During Tomlin’s reign in Tampa Bay, they boasted the number one overall defense twice, in 2002 and again in 2005. He was also a part of the coaching staff that won Super Bowl XXXVII in January of 2003. During that Super Bowl season, his defense intercepted five passes and returned all but two for touchdowns.
He became the Minnesota Vikings defensive coordinator in 2006. While in Minnesota, he was reunited with former college teammate, Darren Sharper. The 2006 Minnesota team finished the season ranked No. 8 in overall defense, ranking first against the run, but an abysmal 32nd against the pass.
The very next year he was hired as the Pittsburgh Steelers head coach, as Bill Cowher’s successor. Tomlin had also interviewed for the Miami Dolphins head coaching job, which was eventually filled by Cam Cameron.

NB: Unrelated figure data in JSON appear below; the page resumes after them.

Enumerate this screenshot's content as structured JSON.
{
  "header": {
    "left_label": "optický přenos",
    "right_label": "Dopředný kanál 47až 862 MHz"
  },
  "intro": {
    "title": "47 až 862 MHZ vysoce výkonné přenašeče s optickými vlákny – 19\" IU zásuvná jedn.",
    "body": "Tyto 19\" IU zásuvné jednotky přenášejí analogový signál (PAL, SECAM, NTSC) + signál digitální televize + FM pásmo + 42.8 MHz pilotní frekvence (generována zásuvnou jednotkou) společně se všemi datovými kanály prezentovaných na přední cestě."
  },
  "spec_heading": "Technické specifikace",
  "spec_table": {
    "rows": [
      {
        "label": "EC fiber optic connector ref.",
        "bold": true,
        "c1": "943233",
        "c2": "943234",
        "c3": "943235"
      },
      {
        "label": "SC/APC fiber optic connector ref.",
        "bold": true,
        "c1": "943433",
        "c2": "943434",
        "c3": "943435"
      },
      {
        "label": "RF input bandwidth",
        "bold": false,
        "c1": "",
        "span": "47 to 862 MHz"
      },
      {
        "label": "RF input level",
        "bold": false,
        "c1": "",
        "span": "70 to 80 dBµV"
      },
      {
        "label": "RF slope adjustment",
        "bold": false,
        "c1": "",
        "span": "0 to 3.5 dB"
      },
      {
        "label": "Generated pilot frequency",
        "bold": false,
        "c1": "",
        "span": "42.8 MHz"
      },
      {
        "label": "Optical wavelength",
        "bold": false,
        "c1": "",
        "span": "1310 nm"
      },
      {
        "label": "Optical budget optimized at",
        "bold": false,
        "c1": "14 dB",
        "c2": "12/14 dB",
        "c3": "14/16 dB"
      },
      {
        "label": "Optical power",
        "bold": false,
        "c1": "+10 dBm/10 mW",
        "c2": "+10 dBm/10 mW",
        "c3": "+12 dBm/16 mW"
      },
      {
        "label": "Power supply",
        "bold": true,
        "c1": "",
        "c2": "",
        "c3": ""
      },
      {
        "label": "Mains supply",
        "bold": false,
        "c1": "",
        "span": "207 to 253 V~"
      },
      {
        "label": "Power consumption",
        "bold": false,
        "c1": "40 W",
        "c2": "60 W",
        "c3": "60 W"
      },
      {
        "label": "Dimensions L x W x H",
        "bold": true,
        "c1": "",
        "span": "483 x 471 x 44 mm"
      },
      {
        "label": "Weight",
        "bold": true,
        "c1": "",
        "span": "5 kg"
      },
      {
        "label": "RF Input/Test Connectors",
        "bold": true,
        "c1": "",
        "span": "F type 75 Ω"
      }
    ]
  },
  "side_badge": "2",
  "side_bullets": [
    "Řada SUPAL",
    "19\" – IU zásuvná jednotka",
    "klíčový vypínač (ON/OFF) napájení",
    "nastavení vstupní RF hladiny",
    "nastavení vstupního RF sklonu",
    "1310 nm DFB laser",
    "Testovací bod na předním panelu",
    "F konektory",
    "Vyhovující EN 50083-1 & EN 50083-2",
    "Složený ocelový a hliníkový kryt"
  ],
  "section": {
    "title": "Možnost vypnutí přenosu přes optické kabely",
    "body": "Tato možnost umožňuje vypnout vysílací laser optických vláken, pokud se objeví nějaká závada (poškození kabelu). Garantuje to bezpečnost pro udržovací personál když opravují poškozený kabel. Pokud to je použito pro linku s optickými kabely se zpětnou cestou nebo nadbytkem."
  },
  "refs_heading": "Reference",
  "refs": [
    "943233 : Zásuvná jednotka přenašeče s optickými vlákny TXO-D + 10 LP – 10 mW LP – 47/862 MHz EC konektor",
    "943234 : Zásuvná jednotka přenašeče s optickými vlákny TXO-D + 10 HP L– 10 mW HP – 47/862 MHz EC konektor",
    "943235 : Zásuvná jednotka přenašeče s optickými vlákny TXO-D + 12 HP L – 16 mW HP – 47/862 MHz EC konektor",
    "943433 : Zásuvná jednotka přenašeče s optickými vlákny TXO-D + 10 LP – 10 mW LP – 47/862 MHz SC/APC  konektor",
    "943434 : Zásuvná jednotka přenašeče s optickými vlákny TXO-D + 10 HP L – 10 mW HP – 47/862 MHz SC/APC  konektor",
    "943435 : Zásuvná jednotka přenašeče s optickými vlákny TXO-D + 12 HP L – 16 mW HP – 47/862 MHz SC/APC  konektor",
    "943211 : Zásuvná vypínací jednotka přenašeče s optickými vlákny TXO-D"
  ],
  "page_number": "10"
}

He’s Pittsburgh’s 19th head coach and just the third in 40 years, with the others two being Chuck Noll and Cowher. All three of these men were hired in their thirties, and all have won a Super Bowl with the Steelers.
Tomlin is also the first African American coach in the history of the Steelers, and the tenth in NFL history.
Tomlin continued the Steelers rookie head coaching success by winning his first game, while also becoming the first Pittsburgh coach to win his first meeting with the Cleveland Browns.
Mike Tomlin bit the bullet and kept Dick LeBeau from Cowher’s staff, even though their defensive philosophies were leaps and bounds apart. It was done mainly as a motivating factor for the players and to keep team chemistry going, as the team had won a Super Bowl only a year prior.
In his first season as a head coach, his team led the NFL in defense. He also won his first AFC North divisional title, with a 10-6 record. He did not, however, progress through the first round of the playoffs, as the Steelers were beaten by the Jacksonville Jaguars in a close game.
Tomlin and Cowher began their careers with the exact same number of wins in regular season play (15-7). Don Shula, who is the NFL’s all time wins leader, also began his career that way. Not to mention, Tomlin is the only Steelers head coach to win his division in his first two seasons.
This past season, Tomlin became the youngest head coach to ever coach, and win, a Super Bowl. And only the third African American to coach in the big game, and the second to win it.
Mike Tomlin’s career record currently stands at 25-11, including 22-10 in the regular season and 3-1 in the playoffs.